Magnesium-deficiency does not alter calcineurin inhibitors activity in mice.

Introduction: Tacrolimus (TAC) and cyclosporin (CsA) are commonly responsible for hypomagnesemia that predisposes in turn for hypertension, renal impairment and encephalopathy.

Objective: The effects of TAC on Mg(2+)-homeostasis and of pre-existing Mg(2+)-deficiency on TAC immunosuppressive activity were compared to CsA in mice.

Methods: Mg(2+) was quantified in plasma, erythrocytes, urine, feces, and femurs from mice treated with TAC 5mg/kg/day.
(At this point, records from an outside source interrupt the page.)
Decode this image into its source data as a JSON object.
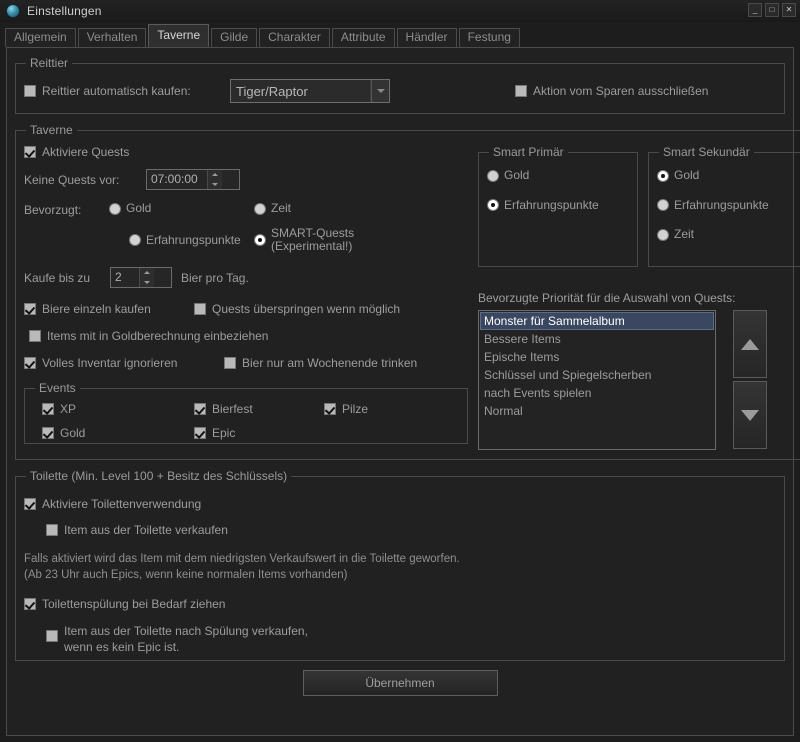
{
  "window": {
    "title": "Einstellungen",
    "icon": "globe-icon",
    "controls": {
      "minimize": "_",
      "maximize": "□",
      "close": "✕"
    }
  },
  "tabs": [
    {
      "label": "Allgemein",
      "active": false
    },
    {
      "label": "Verhalten",
      "active": false
    },
    {
      "label": "Taverne",
      "active": true
    },
    {
      "label": "Gilde",
      "active": false
    },
    {
      "label": "Charakter",
      "active": false
    },
    {
      "label": "Attribute",
      "active": false
    },
    {
      "label": "Händler",
      "active": false
    },
    {
      "label": "Festung",
      "active": false
    }
  ],
  "mount": {
    "legend": "Reittier",
    "auto_buy_label": "Reittier automatisch kaufen:",
    "auto_buy_checked": false,
    "mount_select_value": "Tiger/Raptor",
    "exclude_saving_label": "Aktion vom Sparen ausschließen",
    "exclude_saving_checked": false
  },
  "tavern": {
    "legend": "Taverne",
    "enable_quests_label": "Aktiviere Quests",
    "enable_quests_checked": true,
    "no_quests_before_label": "Keine Quests vor:",
    "no_quests_before_value": "07:00:00",
    "preferred_label": "Bevorzugt:",
    "preferred_options": [
      {
        "label": "Gold",
        "selected": false
      },
      {
        "label": "Zeit",
        "selected": false
      },
      {
        "label": "Erfahrungspunkte",
        "selected": false
      },
      {
        "label": "SMART-Quests\n(Experimental!)",
        "line1": "SMART-Quests",
        "line2": "(Experimental!)",
        "selected": true
      }
    ],
    "buy_up_to_label": "Kaufe bis zu",
    "buy_up_to_value": "2",
    "beer_per_day_label": "Bier pro Tag.",
    "checks": [
      {
        "label": "Biere einzeln kaufen",
        "checked": true
      },
      {
        "label": "Quests überspringen wenn möglich",
        "checked": false
      },
      {
        "label": "Items mit in Goldberechnung einbeziehen",
        "checked": false
      },
      {
        "label": "Volles Inventar ignorieren",
        "checked": true
      },
      {
        "label": "Bier nur am Wochenende trinken",
        "checked": false
      }
    ]
  },
  "smart_primary": {
    "legend": "Smart Primär",
    "options": [
      {
        "label": "Gold",
        "selected": false
      },
      {
        "label": "Erfahrungspunkte",
        "selected": true
      }
    ]
  },
  "smart_secondary": {
    "legend": "Smart Sekundär",
    "options": [
      {
        "label": "Gold",
        "selected": true
      },
      {
        "label": "Erfahrungspunkte",
        "selected": false
      },
      {
        "label": "Zeit",
        "selected": false
      }
    ]
  },
  "events": {
    "legend": "Events",
    "items": [
      {
        "label": "XP",
        "checked": true
      },
      {
        "label": "Bierfest",
        "checked": true
      },
      {
        "label": "Pilze",
        "checked": true
      },
      {
        "label": "Gold",
        "checked": true
      },
      {
        "label": "Epic",
        "checked": true
      }
    ]
  },
  "quest_priority": {
    "title": "Bevorzugte Priorität für die Auswahl von Quests:",
    "items": [
      {
        "label": "Monster für Sammelalbum",
        "selected": true
      },
      {
        "label": "Bessere Items",
        "selected": false
      },
      {
        "label": "Epische Items",
        "selected": false
      },
      {
        "label": "Schlüssel und Spiegelscherben",
        "selected": false
      },
      {
        "label": "nach Events spielen",
        "selected": false
      },
      {
        "label": "Normal",
        "selected": false
      }
    ],
    "move_up_icon": "arrow-up-icon",
    "move_down_icon": "arrow-down-icon"
  },
  "toilet": {
    "legend": "Toilette (Min. Level 100 + Besitz des Schlüssels)",
    "enable_label": "Aktiviere Toilettenverwendung",
    "enable_checked": true,
    "sell_item_label": "Item aus der Toilette verkaufen",
    "sell_item_checked": false,
    "note_line1": "Falls aktiviert wird das Item mit dem niedrigsten Verkaufswert in die Toilette geworfen.",
    "note_line2": "(Ab 23 Uhr auch Epics, wenn keine normalen Items vorhanden)",
    "flush_label": "Toilettenspülung bei Bedarf ziehen",
    "flush_checked": true,
    "sell_after_flush_line1": "Item aus der Toilette nach Spülung verkaufen,",
    "sell_after_flush_line2": "wenn es kein Epic ist.",
    "sell_after_flush_checked": false
  },
  "footer": {
    "apply_label": "Übernehmen"
  },
  "colors": {
    "background": "#212121",
    "accent_selection": "#3a4760",
    "text": "#9d9d9d"
  }
}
Immunosuppression was assessed in splenocytes by mixed lymphocyte reaction, IL-2 quantification and CN activity determination.
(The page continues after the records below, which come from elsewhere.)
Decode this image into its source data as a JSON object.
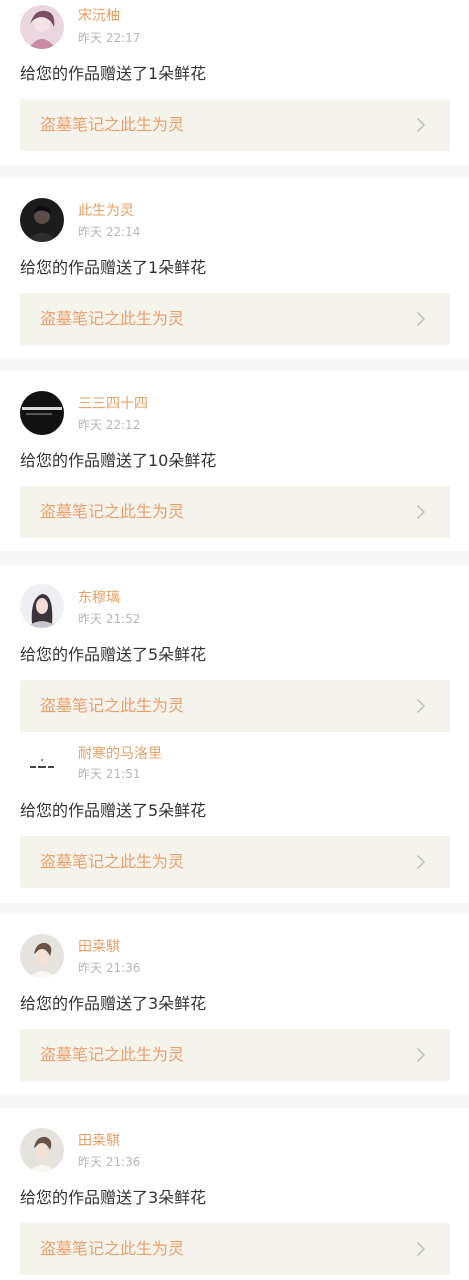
{
  "colors": {
    "accent": "#e8a064",
    "work_title": "#eca06b",
    "work_bg": "#f4f3ec",
    "page_bg": "#f6f6f6",
    "text": "#333333",
    "muted": "#b8b8b8"
  },
  "notifications": [
    {
      "name": "宋沅柚",
      "time": "昨天 22:17",
      "message": "给您的作品赠送了1朵鲜花",
      "work_title": "盗墓笔记之此生为灵",
      "avatar_icon": "avatar-photo-icon",
      "chevron_icon": "chevron-right-icon"
    },
    {
      "name": "此生为灵",
      "time": "昨天 22:14",
      "message": "给您的作品赠送了1朵鲜花",
      "work_title": "盗墓笔记之此生为灵",
      "avatar_icon": "avatar-photo-icon",
      "chevron_icon": "chevron-right-icon"
    },
    {
      "name": "三三四十四",
      "time": "昨天 22:12",
      "message": "给您的作品赠送了10朵鲜花",
      "work_title": "盗墓笔记之此生为灵",
      "avatar_icon": "avatar-photo-icon",
      "chevron_icon": "chevron-right-icon"
    },
    {
      "name": "东穆璃",
      "time": "昨天 21:52",
      "message": "给您的作品赠送了5朵鲜花",
      "work_title": "盗墓笔记之此生为灵",
      "avatar_icon": "avatar-photo-icon",
      "chevron_icon": "chevron-right-icon"
    },
    {
      "name": "耐寒的马洛里",
      "time": "昨天 21:51",
      "message": "给您的作品赠送了5朵鲜花",
      "work_title": "盗墓笔记之此生为灵",
      "avatar_icon": "avatar-photo-icon",
      "chevron_icon": "chevron-right-icon"
    },
    {
      "name": "田桒騏",
      "time": "昨天 21:36",
      "message": "给您的作品赠送了3朵鲜花",
      "work_title": "盗墓笔记之此生为灵",
      "avatar_icon": "avatar-photo-icon",
      "chevron_icon": "chevron-right-icon"
    },
    {
      "name": "田桒騏",
      "time": "昨天 21:36",
      "message": "给您的作品赠送了3朵鲜花",
      "work_title": "盗墓笔记之此生为灵",
      "avatar_icon": "avatar-photo-icon",
      "chevron_icon": "chevron-right-icon"
    }
  ]
}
Results: Plasma and urine Mg(2+) levels in TAC-treated mice were significantly lower from day 7 until day 21 (p<0.05 versus control) and returned to control value at day 28. Mg(2+) levels were unchanged in erythrocyte, feces and femur. Inhibition of allogeneic proliferation, IL-2 production and CN activity were 68, 56 and 30% lower (p<0.01) after 7 days of TAC-treatment, and 72, 68 and 51% lower (p<0.01) after 7 days of CsA-treatment with a dose of 50mg/kg/day. Dietary-induced hypomagnesemia resulted in significant inhibition of CN activity (p<0.01) without alteration of IL-2 production or allogeneic proliferation. However, it did not alter the effects observed with CsA- or TAC-treatment on allogeneic proliferation, IL-2 production and CN activity.
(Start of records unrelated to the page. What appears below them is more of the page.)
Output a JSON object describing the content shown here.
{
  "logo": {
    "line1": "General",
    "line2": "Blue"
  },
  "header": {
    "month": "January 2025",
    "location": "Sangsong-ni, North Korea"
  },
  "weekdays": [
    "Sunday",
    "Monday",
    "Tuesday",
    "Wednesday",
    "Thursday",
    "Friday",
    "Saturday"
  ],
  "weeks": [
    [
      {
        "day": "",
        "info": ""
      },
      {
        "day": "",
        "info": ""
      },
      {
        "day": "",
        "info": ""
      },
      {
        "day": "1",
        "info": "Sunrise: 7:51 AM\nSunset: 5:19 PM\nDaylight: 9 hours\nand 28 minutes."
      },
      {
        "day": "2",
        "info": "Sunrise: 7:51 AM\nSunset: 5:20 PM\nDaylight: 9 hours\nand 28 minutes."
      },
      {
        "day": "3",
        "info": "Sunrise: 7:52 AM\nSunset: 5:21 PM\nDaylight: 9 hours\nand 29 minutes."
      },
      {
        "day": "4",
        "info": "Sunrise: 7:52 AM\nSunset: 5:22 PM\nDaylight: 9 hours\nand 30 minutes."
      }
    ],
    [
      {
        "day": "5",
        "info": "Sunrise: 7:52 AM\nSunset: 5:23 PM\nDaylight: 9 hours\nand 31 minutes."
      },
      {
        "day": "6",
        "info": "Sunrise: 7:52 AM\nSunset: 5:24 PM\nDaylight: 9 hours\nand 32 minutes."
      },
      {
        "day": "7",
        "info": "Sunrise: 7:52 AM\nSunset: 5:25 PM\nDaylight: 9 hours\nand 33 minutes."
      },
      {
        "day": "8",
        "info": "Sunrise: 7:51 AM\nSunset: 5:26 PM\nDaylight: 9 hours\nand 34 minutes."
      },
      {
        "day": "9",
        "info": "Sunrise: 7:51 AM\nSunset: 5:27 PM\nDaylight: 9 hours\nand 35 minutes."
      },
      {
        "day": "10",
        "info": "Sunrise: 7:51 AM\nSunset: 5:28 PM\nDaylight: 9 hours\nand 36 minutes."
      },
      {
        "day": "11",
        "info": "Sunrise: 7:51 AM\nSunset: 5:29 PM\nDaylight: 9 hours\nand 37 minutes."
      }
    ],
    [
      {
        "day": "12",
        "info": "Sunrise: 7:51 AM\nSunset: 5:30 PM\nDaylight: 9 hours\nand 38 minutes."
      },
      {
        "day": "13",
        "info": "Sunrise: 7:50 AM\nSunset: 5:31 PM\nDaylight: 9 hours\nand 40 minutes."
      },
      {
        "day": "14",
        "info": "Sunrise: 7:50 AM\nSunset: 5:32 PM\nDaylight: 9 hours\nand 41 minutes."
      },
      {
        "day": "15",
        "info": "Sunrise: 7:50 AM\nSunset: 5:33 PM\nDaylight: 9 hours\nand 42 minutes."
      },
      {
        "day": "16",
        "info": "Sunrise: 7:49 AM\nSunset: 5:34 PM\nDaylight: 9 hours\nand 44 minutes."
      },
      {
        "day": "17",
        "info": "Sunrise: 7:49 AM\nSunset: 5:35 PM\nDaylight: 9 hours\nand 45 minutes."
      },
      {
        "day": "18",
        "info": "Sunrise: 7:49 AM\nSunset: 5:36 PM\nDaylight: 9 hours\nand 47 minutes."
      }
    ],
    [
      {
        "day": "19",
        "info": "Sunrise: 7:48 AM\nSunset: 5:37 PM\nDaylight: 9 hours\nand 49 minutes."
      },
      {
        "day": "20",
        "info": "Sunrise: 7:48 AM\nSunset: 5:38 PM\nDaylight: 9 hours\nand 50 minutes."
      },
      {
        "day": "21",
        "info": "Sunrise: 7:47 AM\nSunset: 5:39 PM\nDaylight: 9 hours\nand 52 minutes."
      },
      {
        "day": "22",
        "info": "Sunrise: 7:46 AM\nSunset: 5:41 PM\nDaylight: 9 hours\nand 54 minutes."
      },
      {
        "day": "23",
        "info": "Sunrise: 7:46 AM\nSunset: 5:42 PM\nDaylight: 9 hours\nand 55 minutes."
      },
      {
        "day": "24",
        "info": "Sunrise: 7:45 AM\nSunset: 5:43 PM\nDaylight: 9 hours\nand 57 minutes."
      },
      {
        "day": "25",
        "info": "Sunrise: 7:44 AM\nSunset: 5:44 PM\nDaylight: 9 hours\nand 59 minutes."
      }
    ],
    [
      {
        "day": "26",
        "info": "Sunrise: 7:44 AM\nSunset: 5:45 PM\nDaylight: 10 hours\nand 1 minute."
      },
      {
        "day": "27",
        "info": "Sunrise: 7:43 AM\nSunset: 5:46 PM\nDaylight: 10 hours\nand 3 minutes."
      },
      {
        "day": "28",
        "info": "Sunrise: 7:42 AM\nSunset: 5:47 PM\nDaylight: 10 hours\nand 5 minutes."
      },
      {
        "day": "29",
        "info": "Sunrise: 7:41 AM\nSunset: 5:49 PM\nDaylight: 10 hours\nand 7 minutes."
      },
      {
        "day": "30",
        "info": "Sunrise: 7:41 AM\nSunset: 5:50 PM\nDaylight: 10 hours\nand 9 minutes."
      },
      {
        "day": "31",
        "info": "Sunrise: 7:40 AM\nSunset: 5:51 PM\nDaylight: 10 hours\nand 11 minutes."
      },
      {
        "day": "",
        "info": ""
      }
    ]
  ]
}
Conclusion: By contrast with CsA, long-course TAC-treatment induced an early, but transient, and moderate hypomagnesemia without alteration of bone or erythrocyte stocks, intestinal absorption or renal function. Therefore, in clinical use, TAC should be preferred to CsA in patients with pathological or pharmacological conditions which favor Mg(2+)-deficiency. However, dietary-induced hypomagnesemia did not alter the immunosuppressive effects of TAC and CsA.